There's a place in the world for a gambler. The build-up to Saturday night's fixture in the Amsterdam Arena seemed like one long and crazy series of reckless bets by the Irish. The decision to play the Netherlands away as our first fixture? Crazy! Allowing juvenile brains like Mark Kennedy and Phil Babb loose on the town? Lunacy! The inclusion of Jason McAteer? Nuts! And Richard Dunne? Get outta here!
In the end Mick McCarthy almost landed the big jackpot of a win. two goals ahead with 25 minutes left and the Irish contingent of 5,000 were swaying in their Celtic shirts and pointing out to the sulky hosts that they only sing when they are winning. Two late Dutch goals, one of them desperately unlucky from an Irish perspective, saw Ireland leave town one surprising point the richer, but wondering about the other two which got away.
There was something for everyone in the audience, but the Irish couldn't help feeling that the provisions had been taken from their pockets.
"Sort of mixed feelings about it," said Niall Quinn.
"Not sure yet. Just mixed feelings," said Roy Keane.
"You could say it was a game we could have won," said Mick McCarthy.
"The Irish toyed with us in the first half," said Dutch manager Louis van Gaal.
So. Okay. It was a game Ireland could have won. Truth is that the Dutch could have snatched it, too. The latter assertion gives credit for the influential part played by half-time substitute Clarence Seedorf, who turned in a wonderful second half for the Dutch. It also recognises the quicksilver passing movements which occasionally threatened to cut the Republic's defence to ribbons.
The Amsterdam Arena, from the outside an oppressive mound of grey concrete dropped into an industrial estate, proved itself a worthy host for such an intriguing game. Inside, the arena was a chaos of colours and blaring music, and the Dutch support - characteristically numerous, boisterous and orange-clad - accompanied their team with various brass and percussion bands posted around the stadium.
The Dutch needed the encouragement. When Ireland scored their first goal, a wondrously-devised thing involving a necklace of passes and flash of daring, the big screen showed a picture of van Gaal. The cerebral Dutchman who won everything there is to win in club football was wearing his Homer Simpson face. "Where am I and what is happening?" his expression asked.
Jason McAteer, so often a disappointment in an Irish jersey, was integral to the creation of that first goal and scored the second midway through the second half to give Ireland an unlikely cushion. Even among the Irish press corps the faces registered something familiar. "Where are we, what is happening?" the expressions said.
Indeed, there was a lot of rowing back to be done. When it was announced late on Friday night, the selection of McAteer had seemed plain wrong-headed. When word leaked out that Gary Kelly would sit on the bench on Saturday night and McAteer, with his crazy legs and occasional flashes of petulant indiscipline, would start, there were groans from almost everyone who heard the news.
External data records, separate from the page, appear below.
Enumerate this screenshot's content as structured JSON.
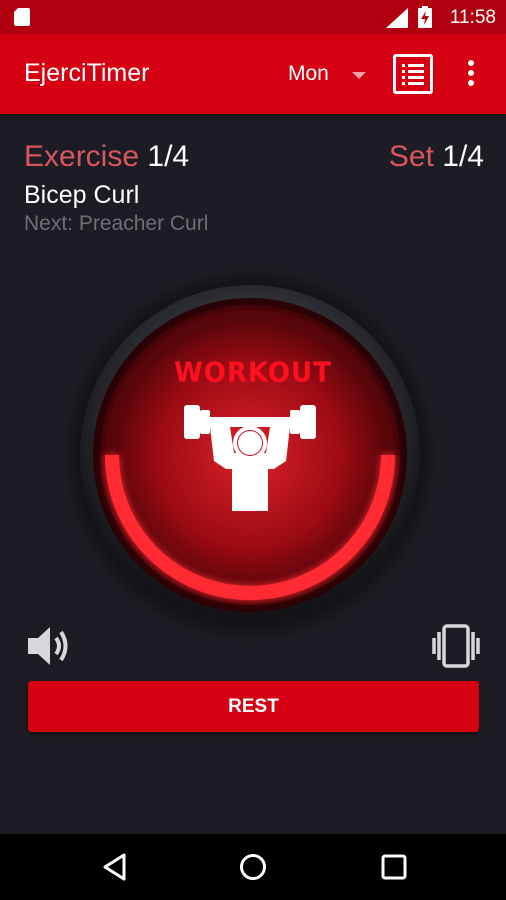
{
  "status_bar": {
    "time": "11:58",
    "icons": [
      "sd-card-icon",
      "signal-icon",
      "battery-charging-icon"
    ]
  },
  "app_bar": {
    "title": "EjerciTimer",
    "day_selector": {
      "selected": "Mon"
    },
    "actions": [
      "list-icon",
      "overflow-menu-icon"
    ]
  },
  "progress": {
    "exercise_word": "Exercise",
    "exercise_count": "1/4",
    "set_word": "Set",
    "set_count": "1/4"
  },
  "exercise": {
    "current": "Bicep Curl",
    "next": "Next: Preacher Curl"
  },
  "timer": {
    "state_label": "WORKOUT",
    "icon": "weightlifter-icon",
    "ring_progress": 0.5
  },
  "controls": {
    "sound_icon": "speaker-icon",
    "vibrate_icon": "vibrate-icon",
    "rest_button": "REST"
  },
  "nav_bar": [
    "back-icon",
    "home-icon",
    "recents-icon"
  ],
  "colors": {
    "accent": "#d50012",
    "status_bar": "#b00010",
    "background": "#1c1d24",
    "label_red": "#d9555f",
    "muted_text": "#6e6f76"
  }
}
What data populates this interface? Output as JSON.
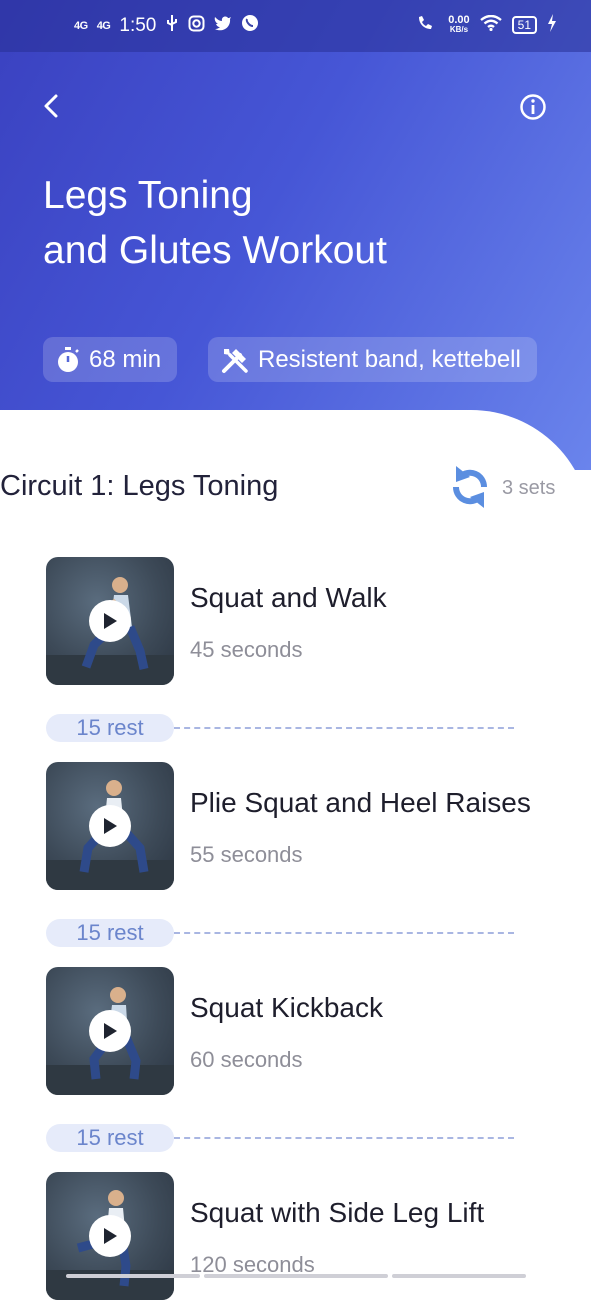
{
  "status_bar": {
    "signal1": "4G",
    "signal2": "4G",
    "time": "1:50",
    "net_speed": "0.00",
    "net_unit": "KB/s",
    "battery": "51",
    "icons": [
      "usb-icon",
      "instagram-icon",
      "twitter-icon",
      "whatsapp-icon",
      "volte-call-icon",
      "wifi-icon",
      "battery-icon",
      "charging-icon"
    ]
  },
  "header": {
    "back_icon": "chevron-left-icon",
    "info_icon": "info-icon",
    "title_line1": "Legs Toning",
    "title_line2": "and Glutes Workout",
    "duration": "68 min",
    "equipment": "Resistent band, kettebell"
  },
  "circuit": {
    "title": "Circuit 1: Legs Toning",
    "sets": "3 sets"
  },
  "exercises": [
    {
      "name": "Squat and Walk",
      "duration": "45 seconds",
      "rest": "15 rest"
    },
    {
      "name": "Plie Squat and Heel Raises",
      "duration": "55 seconds",
      "rest": "15 rest"
    },
    {
      "name": "Squat Kickback",
      "duration": "60 seconds",
      "rest": "15 rest"
    },
    {
      "name": "Squat with Side Leg Lift",
      "duration": "120 seconds"
    }
  ],
  "colors": {
    "header_start": "#3a41c0",
    "header_end": "#6a84ec",
    "accent": "#5b7fdc",
    "rest_bg": "#e6ebfa"
  }
}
McAteer and the new, young centre half Richard Dunne both made immense contributions on Saturday night and afterwards, as the team strode confidently towards their bus, it was possible to believe that at last Mick McCarthy had found an XI which would virtually pick itself for future games.
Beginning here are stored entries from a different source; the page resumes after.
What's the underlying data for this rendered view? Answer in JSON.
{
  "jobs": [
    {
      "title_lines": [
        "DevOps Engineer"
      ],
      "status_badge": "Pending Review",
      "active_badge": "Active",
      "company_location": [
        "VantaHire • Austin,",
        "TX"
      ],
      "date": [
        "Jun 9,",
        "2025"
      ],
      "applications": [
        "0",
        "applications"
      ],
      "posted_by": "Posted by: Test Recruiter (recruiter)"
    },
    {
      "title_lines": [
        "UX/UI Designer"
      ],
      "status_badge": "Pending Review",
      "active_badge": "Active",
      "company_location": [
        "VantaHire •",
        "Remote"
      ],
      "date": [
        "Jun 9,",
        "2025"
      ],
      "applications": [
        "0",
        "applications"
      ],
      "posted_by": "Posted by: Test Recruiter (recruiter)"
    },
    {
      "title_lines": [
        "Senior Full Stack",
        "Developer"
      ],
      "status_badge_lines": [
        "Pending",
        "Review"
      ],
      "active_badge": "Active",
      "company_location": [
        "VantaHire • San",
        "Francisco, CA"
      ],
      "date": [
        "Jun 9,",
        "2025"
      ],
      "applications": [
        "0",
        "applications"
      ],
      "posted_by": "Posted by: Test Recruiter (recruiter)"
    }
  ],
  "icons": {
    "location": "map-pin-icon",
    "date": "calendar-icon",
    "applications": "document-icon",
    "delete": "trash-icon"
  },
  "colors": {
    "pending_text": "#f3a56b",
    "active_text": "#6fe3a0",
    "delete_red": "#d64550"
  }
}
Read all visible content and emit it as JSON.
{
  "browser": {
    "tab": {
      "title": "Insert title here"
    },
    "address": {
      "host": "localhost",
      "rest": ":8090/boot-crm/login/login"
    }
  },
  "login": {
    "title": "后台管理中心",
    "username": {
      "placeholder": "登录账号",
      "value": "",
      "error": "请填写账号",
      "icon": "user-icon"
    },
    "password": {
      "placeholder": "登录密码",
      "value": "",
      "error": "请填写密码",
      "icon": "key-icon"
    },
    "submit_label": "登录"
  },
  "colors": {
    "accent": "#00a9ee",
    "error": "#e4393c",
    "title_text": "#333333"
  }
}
For McCarthy, this was probably the finest moment of his managerial career. There have been surprisingly good away performances against superior opposition in the past, but promise has seldom been rewarded with anything tangible. This time McCarthy presented a side which played confidently and well. They went looking for a win with an eagerness which suggested a new-found confidence running through the team.
Time will tell if Saturday night was what sportswriters like to call "a coming of age" for the Irish team. Certainly it marked a sort of beginning, not just of a new campaign but of a team with no shadows hanging over it. A few years ago McCarthy noticed that the younger players in his squad were quiet and deferential towards the older stars whom they had watched on television as they grew up. On Saturday, Quinn reported that in the aftermath it was the kids in the team who were shouting the odds in the dressingroom, roaring their view that performances like the one just submitted were needed every time.
Some transition. When McCarthy started off four years ago he had McGrath, Townsend, Cascarino, Aldridge, Irwin and Houghton, all in various states of repair and vigour to call upon. Piece by piece they broke off and McCarthy has had to blood replacements.
In the weekend's other fixtures in the group Andorra were beaten by Cyprus and Portugal beat Estonia. Ireland travel to Lisbon early next month to conclude an opening pair of games that presented the two greatest challenges in the fixture list. A large Irish contingent will be hoping for more of the same.
"There have been some great away nights with the team over the years," said Quinn afterwards, "and this has been one of the greatest."
The grin on his face told the story. He's looking forward to a few more.